An Orange County investment adviser named Thomas C. Scott says he has spotted a new trend: cash-strapped retirement-age Baby Boomers moving in with others to save money.
Scott, CEO of Scott Wealth Management and author of the forthcoming “Fasten Your Financial Seatbelt,” says that at the epicenter of the housing collapse, Orange County, “I’m hearing a pattern of stories about people caught short with maxed-out mortgages, big houses that won’t sell, and eroding incomes who are throwing in the towel and sharing homes with others.”
These Boomers counted on home equity to fund their retirements. But too many refinancings and too much risk-taking have wiped many people out.

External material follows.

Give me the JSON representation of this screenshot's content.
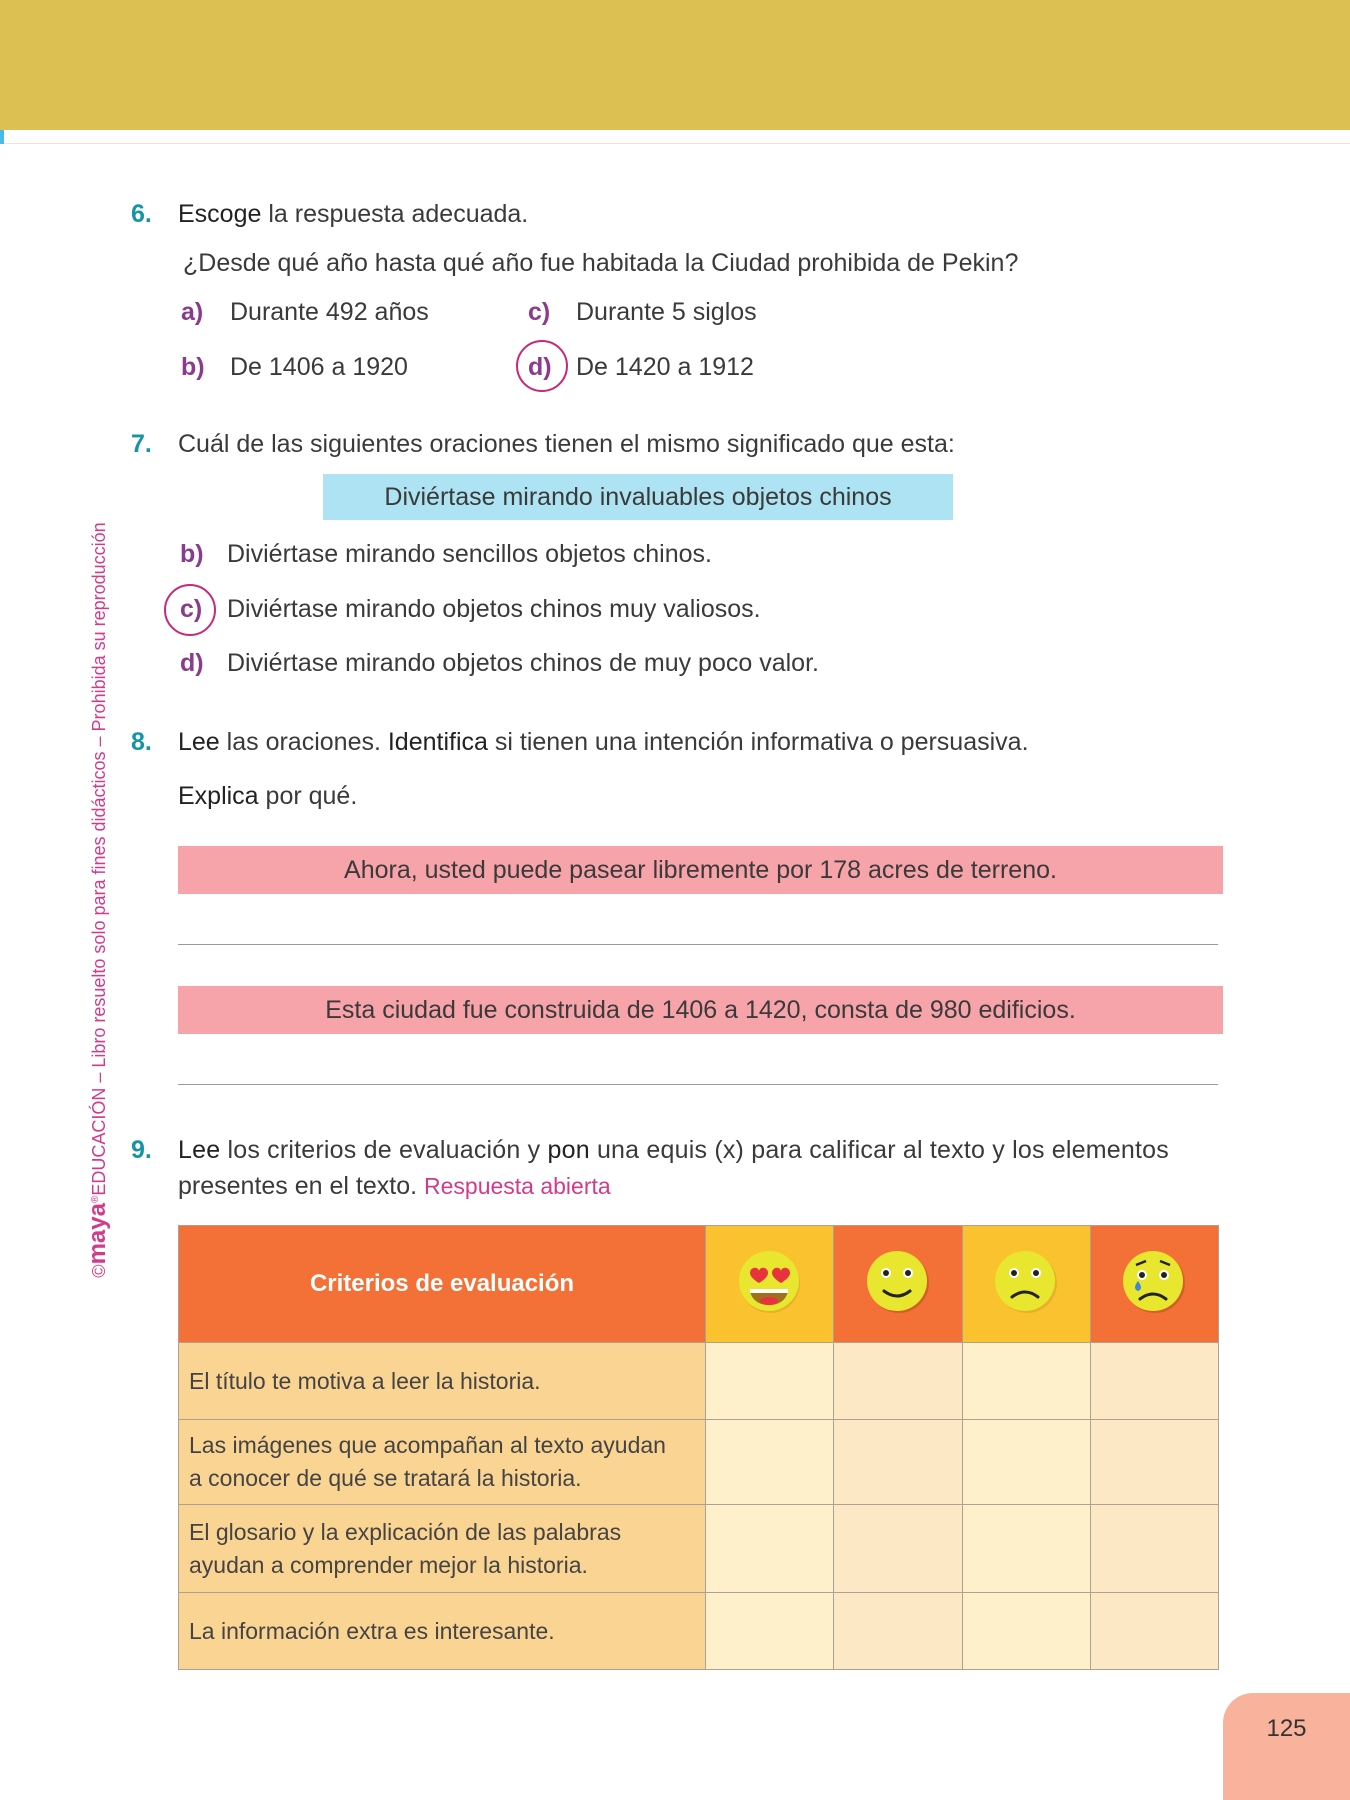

Boomers are getting squeezed from both ends, he says. “They loaded up on mortgage debt during the good times, and calculated their retirement assets based on inflated home prices. Now all that paper wealth is gone, they’re stuck with white elephants, and the end of their peak earning years is in sight.”

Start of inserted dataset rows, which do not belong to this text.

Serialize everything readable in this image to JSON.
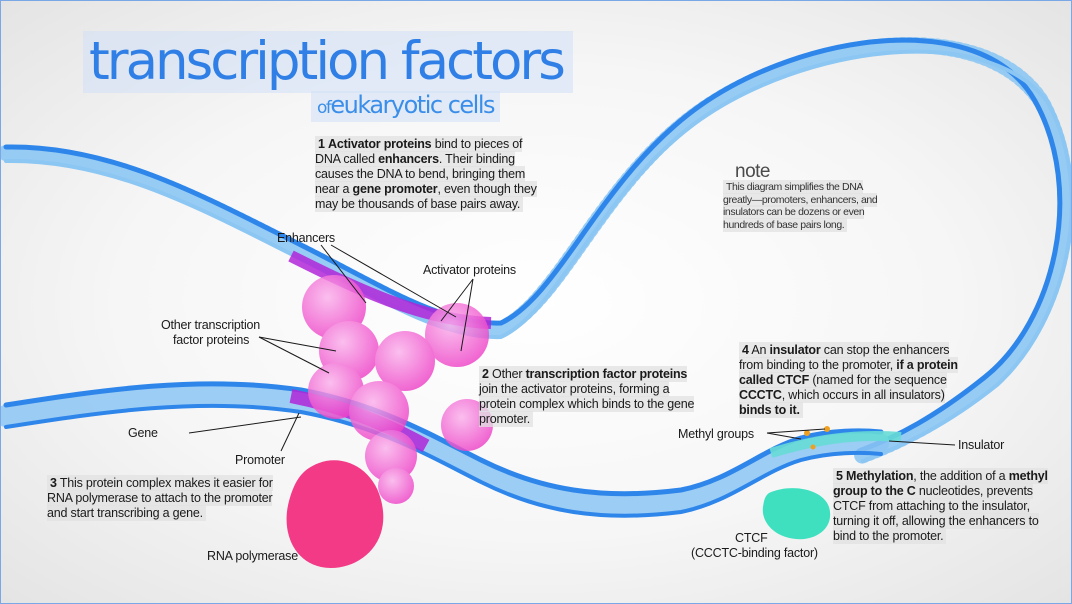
{
  "title": "transcription factors",
  "subtitle_prefix": "of",
  "subtitle_main": "eukaryotic cells",
  "note": {
    "heading": "note",
    "body": "This diagram simplifies the DNA greatly—promoters, enhancers, and insulators can be dozens or even hundreds of base pairs long."
  },
  "steps": {
    "s1": {
      "num": "1",
      "parts": [
        {
          "t": "Activator proteins",
          "b": true
        },
        {
          "t": " bind to pieces of DNA called ",
          "b": false
        },
        {
          "t": "enhancers",
          "b": true
        },
        {
          "t": ". Their binding causes the DNA to bend, bringing them near a ",
          "b": false
        },
        {
          "t": "gene promoter",
          "b": true
        },
        {
          "t": ", even though they may be thousands of base pairs away.",
          "b": false
        }
      ]
    },
    "s2": {
      "num": "2",
      "parts": [
        {
          "t": "Other ",
          "b": false
        },
        {
          "t": "transcription factor proteins",
          "b": true
        },
        {
          "t": " join the activator proteins, forming a protein complex which binds to the gene promoter.",
          "b": false
        }
      ]
    },
    "s3": {
      "num": "3",
      "parts": [
        {
          "t": "This protein complex makes it easier for RNA polymerase to attach to the promoter and start transcribing a gene.",
          "b": false
        }
      ]
    },
    "s4": {
      "num": "4",
      "parts": [
        {
          "t": "An ",
          "b": false
        },
        {
          "t": "insulator",
          "b": true
        },
        {
          "t": " can stop the enhancers from binding to the promoter, ",
          "b": false
        },
        {
          "t": "if a protein called CTCF",
          "b": true
        },
        {
          "t": " (named for the sequence ",
          "b": false
        },
        {
          "t": "CCCTC",
          "b": true
        },
        {
          "t": ", which occurs in all insulators) ",
          "b": false
        },
        {
          "t": "binds to it.",
          "b": true
        }
      ]
    },
    "s5": {
      "num": "5",
      "parts": [
        {
          "t": "Methylation",
          "b": true
        },
        {
          "t": ", the addition of a ",
          "b": false
        },
        {
          "t": "methyl group to the C",
          "b": true
        },
        {
          "t": " nucleotides, prevents CTCF from attaching to the insulator, turning it off, allowing the enhancers to bind to the promoter.",
          "b": false
        }
      ]
    }
  },
  "labels": {
    "enhancers": "Enhancers",
    "activator_proteins": "Activator proteins",
    "other_tf_line1": "Other transcription",
    "other_tf_line2": "factor proteins",
    "gene": "Gene",
    "promoter": "Promoter",
    "rna_polymerase": "RNA polymerase",
    "methyl_groups": "Methyl groups",
    "insulator": "Insulator",
    "ctcf": "CTCF",
    "ctcf_full": "(CCCTC-binding factor)"
  },
  "colors": {
    "dna_blue": "#2f86ea",
    "dna_light": "#8cc6f3",
    "enhancer_purple": "#b026d8",
    "protein_pink": "#f03fc6",
    "rna_polymerase": "#f23a86",
    "ctcf_teal": "#3fe0c0",
    "insulator_teal": "#67dcd6",
    "title_blue": "#2f7fe6"
  }
}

Scott says the housing bust could be lengthy, and painful. “The collapse of the 1980s took seven years to work itself out. In the next seven years, some 30 million boomers will reach retirement, many unprepared.”

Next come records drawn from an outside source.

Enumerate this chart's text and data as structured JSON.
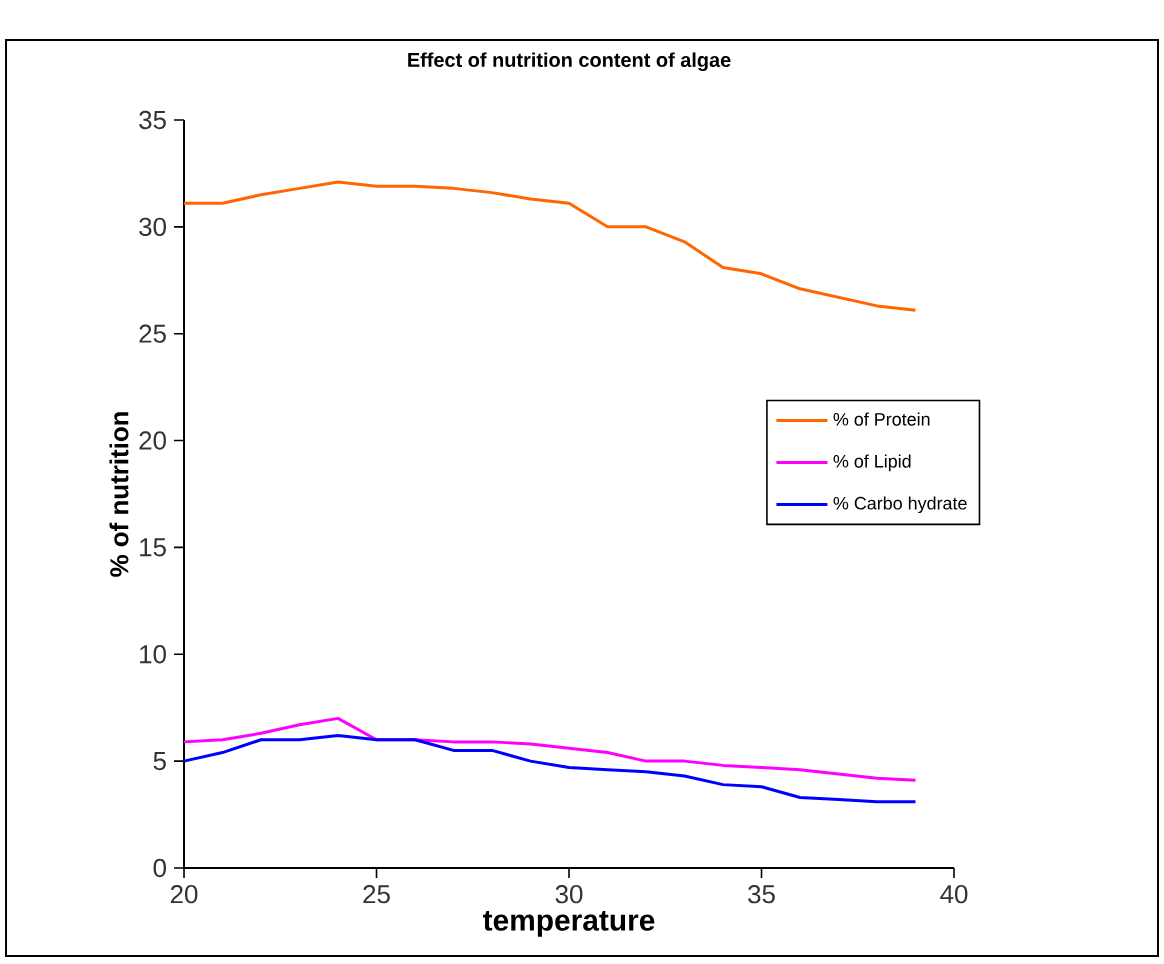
{
  "chart_data": {
    "type": "line",
    "title": "Effect of nutrition content of algae",
    "xlabel": "temperature",
    "ylabel": "% of nutrition",
    "x": [
      20,
      21,
      22,
      23,
      24,
      25,
      26,
      27,
      28,
      29,
      30,
      31,
      32,
      33,
      34,
      35,
      36,
      37,
      38,
      39
    ],
    "xlim": [
      20,
      40
    ],
    "xticks": [
      20,
      25,
      30,
      35,
      40
    ],
    "ylim": [
      0,
      35
    ],
    "yticks": [
      0,
      5,
      10,
      15,
      20,
      25,
      30,
      35
    ],
    "grid": false,
    "legend": "right",
    "marker": "none",
    "line_style": "solid",
    "series": [
      {
        "name": "% of Protein",
        "color": "#ff6600",
        "values": [
          31.1,
          31.1,
          31.5,
          31.8,
          32.1,
          31.9,
          31.9,
          31.8,
          31.6,
          31.3,
          31.1,
          30.0,
          30.0,
          29.3,
          28.1,
          27.8,
          27.1,
          26.7,
          26.3,
          26.1
        ]
      },
      {
        "name": "% of Lipid",
        "color": "#ff00ff",
        "values": [
          5.9,
          6.0,
          6.3,
          6.7,
          7.0,
          6.0,
          6.0,
          5.9,
          5.9,
          5.8,
          5.6,
          5.4,
          5.0,
          5.0,
          4.8,
          4.7,
          4.6,
          4.4,
          4.2,
          4.1
        ]
      },
      {
        "name": "% Carbo hydrate",
        "color": "#0000ff",
        "values": [
          5.0,
          5.4,
          6.0,
          6.0,
          6.2,
          6.0,
          6.0,
          5.5,
          5.5,
          5.0,
          4.7,
          4.6,
          4.5,
          4.3,
          3.9,
          3.8,
          3.3,
          3.2,
          3.1,
          3.1
        ]
      }
    ]
  }
}
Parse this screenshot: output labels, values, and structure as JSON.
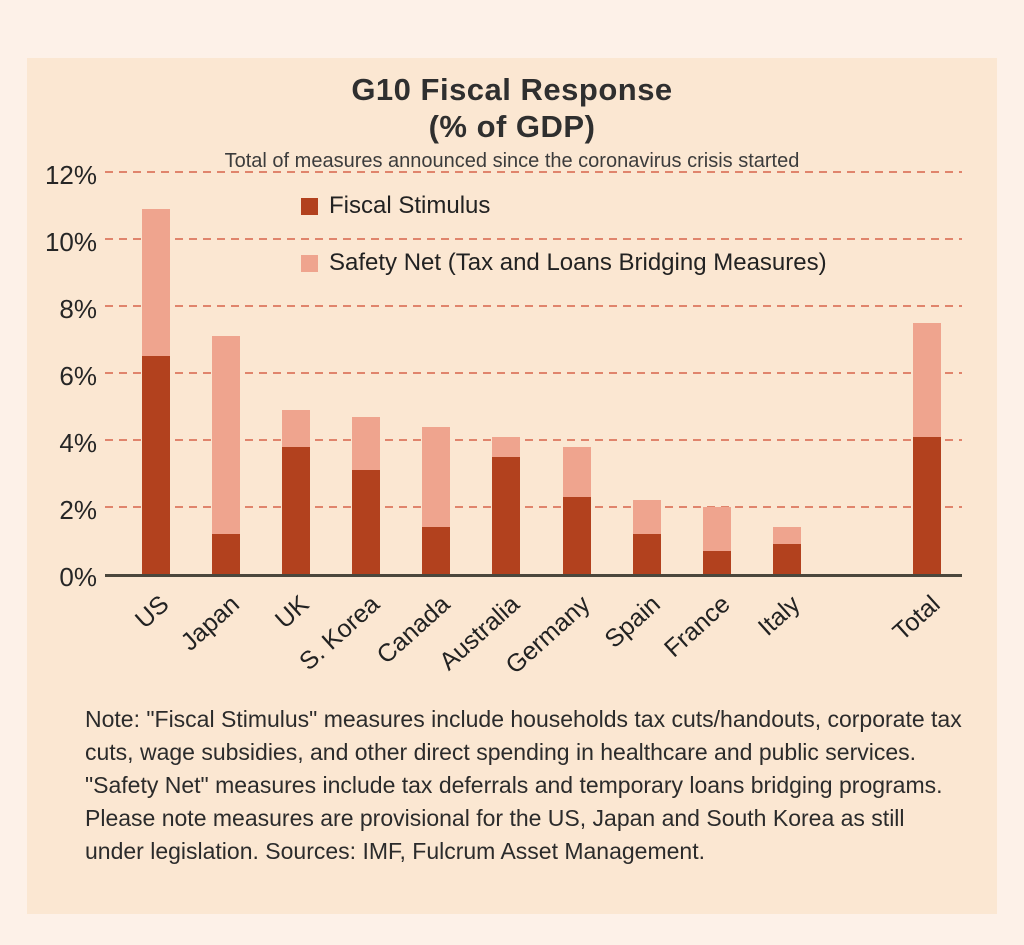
{
  "colors": {
    "page_background": "#fdf1e8",
    "card_background": "#fbe7d2",
    "fiscal_stimulus": "#b2411e",
    "safety_net": "#efa48e",
    "gridline": "#e0846c",
    "axis_line": "#4b473c",
    "text": "#2f2f2f"
  },
  "chart": {
    "title_line1": "G10 Fiscal Response",
    "title_line2": "(% of GDP)",
    "subtitle": "Total of measures announced since the coronavirus crisis started"
  },
  "chart_data": {
    "type": "bar",
    "stacked": true,
    "title": "G10 Fiscal Response (% of GDP)",
    "subtitle": "Total of measures announced since the coronavirus crisis started",
    "categories": [
      "US",
      "Japan",
      "UK",
      "S. Korea",
      "Canada",
      "Australia",
      "Germany",
      "Spain",
      "France",
      "Italy",
      "Total"
    ],
    "series": [
      {
        "name": "Fiscal Stimulus",
        "color": "#b2411e",
        "values": [
          6.5,
          1.2,
          3.8,
          3.1,
          1.4,
          3.5,
          2.3,
          1.2,
          0.7,
          0.9,
          4.1
        ]
      },
      {
        "name": "Safety Net (Tax and Loans Bridging Measures)",
        "color": "#efa48e",
        "values": [
          4.4,
          5.9,
          1.1,
          1.6,
          3.0,
          0.6,
          1.5,
          1.0,
          1.3,
          0.5,
          3.4
        ]
      }
    ],
    "stacked_totals": [
      10.9,
      7.1,
      4.9,
      4.7,
      4.4,
      4.1,
      3.8,
      2.2,
      2.0,
      1.4,
      7.5
    ],
    "ylim": [
      0,
      12
    ],
    "ytick_step": 2,
    "yticks": [
      "0%",
      "2%",
      "4%",
      "6%",
      "8%",
      "10%",
      "12%"
    ],
    "grid": "horizontal-dashed",
    "legend_position": "inside-top-left",
    "spacer_after_index": 9
  },
  "note": {
    "text": "Note: \"Fiscal Stimulus\" measures include households tax cuts/handouts, corporate tax cuts, wage subsidies, and other direct spending in healthcare and public services. \"Safety Net\" measures include tax deferrals and temporary loans bridging programs. Please note measures are provisional for the US, Japan and South Korea as still under legislation. Sources: IMF, Fulcrum Asset Management."
  }
}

Seven years may seem like a long time, but it’s a mere blip compared to the prediction one expert came out with this week. Jeffrey Gundlach, chief investment officer at Los Angeles-based mutual-fund company TCW Group Inc., said in a conference call that the housing slump is getting worse.
Gundlach based his assessment on a belief that housing prices still face several more years of decline, a protracted slump, he said, not seen since the Great Depression. Moreover, Gundlach said it’s possible that home prices could be sluggish until 2022.
“If it’s like the Depression experience — and it sure is shaping up that way — it could take several years. Maybe we won’t see a bottom in home prices until 2014,” he said.
There are worse things than sharing a house with someone in Orange County, but that’s not the way anyone envisions their retirement. If you’re not of retirement age, take a lesson from your elders and learn how to save. Pay off your debt as soon as possible and start saving every spare cent you have. Live frugally and use credit sparingly and preferably not at all. Educate yourself about personal finance. And if you buy a house, make sure it’s one you can afford: Experts say it should cost no more than three times your annual income.